Taxation of leases that are not long funding leases: tax advantages: comparing finance leasing and lending - tax position
In contrast to the commercial accounting, the tax position differs depending on whether there is a finance lease or an actual loan.
Lessor / lender
- The taxable income of a lender is the interest receivable. From this is deducted the interest payable and other expenses. This is exactly the same as in the commercial accounts.
- The gross taxable income of a finance lessor is the gross rentals (‘interest’ and ‘capital’ elements). From this is deducted interest payable, other outgoings and any capital allowances. Unlike the commercial accounts, the ‘loan repayment’ (capital) element in the rentals is also taxable income but capital allowances are available instead if any expenditure qualifies for them.

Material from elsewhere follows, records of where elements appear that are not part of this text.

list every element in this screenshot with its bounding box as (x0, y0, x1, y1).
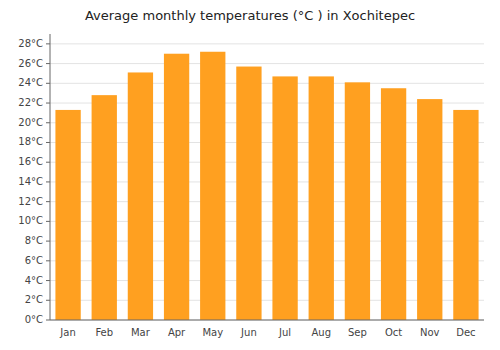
x-tick-label: Feb (95, 327, 113, 338)
y-tick (46, 63, 50, 64)
chart-container: Average monthly temperatures (°C ) in Xo… (0, 0, 500, 350)
y-tick-label: 2°C (25, 294, 43, 305)
title: Average monthly temperatures (°C ) in Xo… (85, 8, 415, 23)
bar (92, 95, 117, 320)
y-tick (46, 43, 50, 44)
y-tick-label: 14°C (18, 176, 43, 187)
y-tick (46, 280, 50, 281)
grid-line (50, 320, 484, 321)
y-tick-label: 16°C (18, 156, 43, 167)
x-tick-label: Nov (420, 327, 440, 338)
y-tick (46, 201, 50, 202)
y-tick-label: 4°C (25, 275, 43, 286)
y-tick-label: 6°C (25, 255, 43, 266)
bar (55, 110, 80, 320)
bar (164, 54, 189, 320)
bar (272, 76, 297, 320)
grid-line (50, 63, 484, 64)
bar (453, 110, 478, 320)
y-axis-line (50, 34, 51, 320)
x-tick-label: Aug (311, 327, 331, 338)
y-tick-label: 0°C (25, 314, 43, 325)
y-tick (46, 122, 50, 123)
x-axis: Jan Feb Mar Apr May Jun Jul Aug Sep Oct Nov Dec (50, 320, 484, 338)
x-tick-label: Jun (240, 327, 257, 338)
bar (381, 88, 406, 320)
chart-svg: Average monthly temperatures (°C ) in Xo… (0, 0, 500, 350)
y-tick (46, 241, 50, 242)
y-tick (46, 181, 50, 182)
y-tick (46, 83, 50, 84)
bar (417, 99, 442, 320)
y-tick-label: 8°C (25, 235, 43, 246)
y-tick (46, 320, 50, 321)
y-tick (46, 142, 50, 143)
y-tick-label: 10°C (18, 215, 43, 226)
y-tick-label: 22°C (18, 97, 43, 108)
grid (50, 44, 484, 320)
x-tick-label: May (202, 327, 223, 338)
x-tick-label: Oct (385, 327, 402, 338)
y-tick (46, 300, 50, 301)
y-tick-label: 24°C (18, 77, 43, 88)
bar (345, 82, 370, 320)
grid-line (50, 83, 484, 84)
y-tick-label: 20°C (18, 117, 43, 128)
y-tick (46, 260, 50, 261)
bar (236, 67, 261, 320)
y-tick (46, 103, 50, 104)
y-tick-label: 12°C (18, 196, 43, 207)
y-axis: 0°C 2°C 4°C 6°C 8°C 10°C 12°C 14°C 16°C 18°C 20°C 2… (18, 34, 50, 325)
x-tick-label: Jul (278, 327, 291, 338)
y-tick-label: 18°C (18, 136, 43, 147)
bars (55, 52, 478, 320)
bar (200, 52, 225, 320)
bar (309, 76, 334, 320)
y-tick-label: 28°C (18, 38, 43, 49)
x-tick-label: Jan (59, 327, 75, 338)
bar (128, 72, 153, 320)
x-tick-label: Mar (131, 327, 151, 338)
x-tick-label: Sep (348, 327, 367, 338)
y-tick (46, 221, 50, 222)
x-axis-line (50, 320, 484, 321)
y-tick-label: 26°C (18, 58, 43, 69)
y-tick (46, 162, 50, 163)
x-tick-label: Dec (456, 327, 475, 338)
x-tick-label: Apr (168, 327, 186, 338)
grid-line (50, 43, 484, 44)
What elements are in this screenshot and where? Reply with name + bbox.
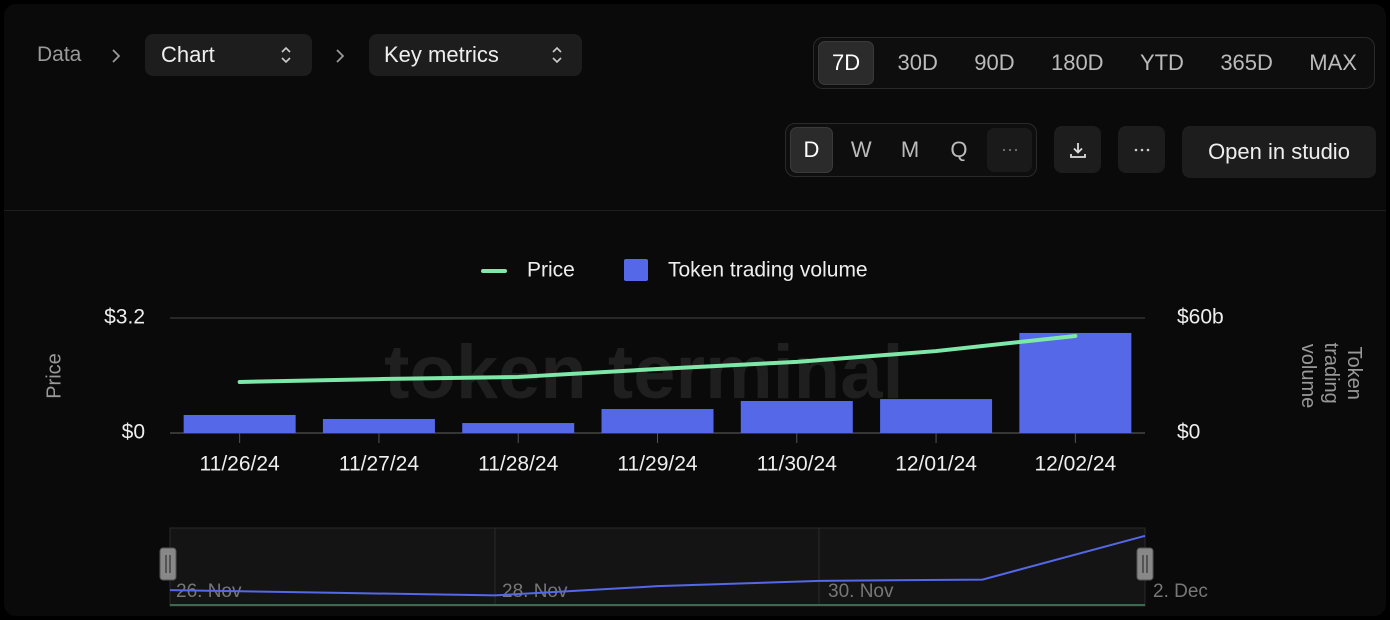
y-tick-label: $3.2	[104, 306, 145, 329]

For lessors, there may be cases where the true profits only emerge in a group’s consolidated accounts.
Lessee / borrower
- The taxable profits of a borrower are calculated by deducting the loan interest payable. This is the same as in the commercial accounts.
- The taxable profits of a finance lessee are calculated in principle in the same way as the commercial accounts, by deducting
- the finance charge payable in accordance with correct accounting principles; this is normally the same as the figure in the commercial accounts; and
- the depreciation on the leased asset in accordance with correct accounting principles; again, this is normally the same as the depreciation charged in the commercial accounts. The capital element of the rental payments will normally follow the accounts depreciation charges.
Whether the tax treatment of the lessee actually follows the commercial accounts depends mainly on whether those accounts were drawn up in accordance with GAAP.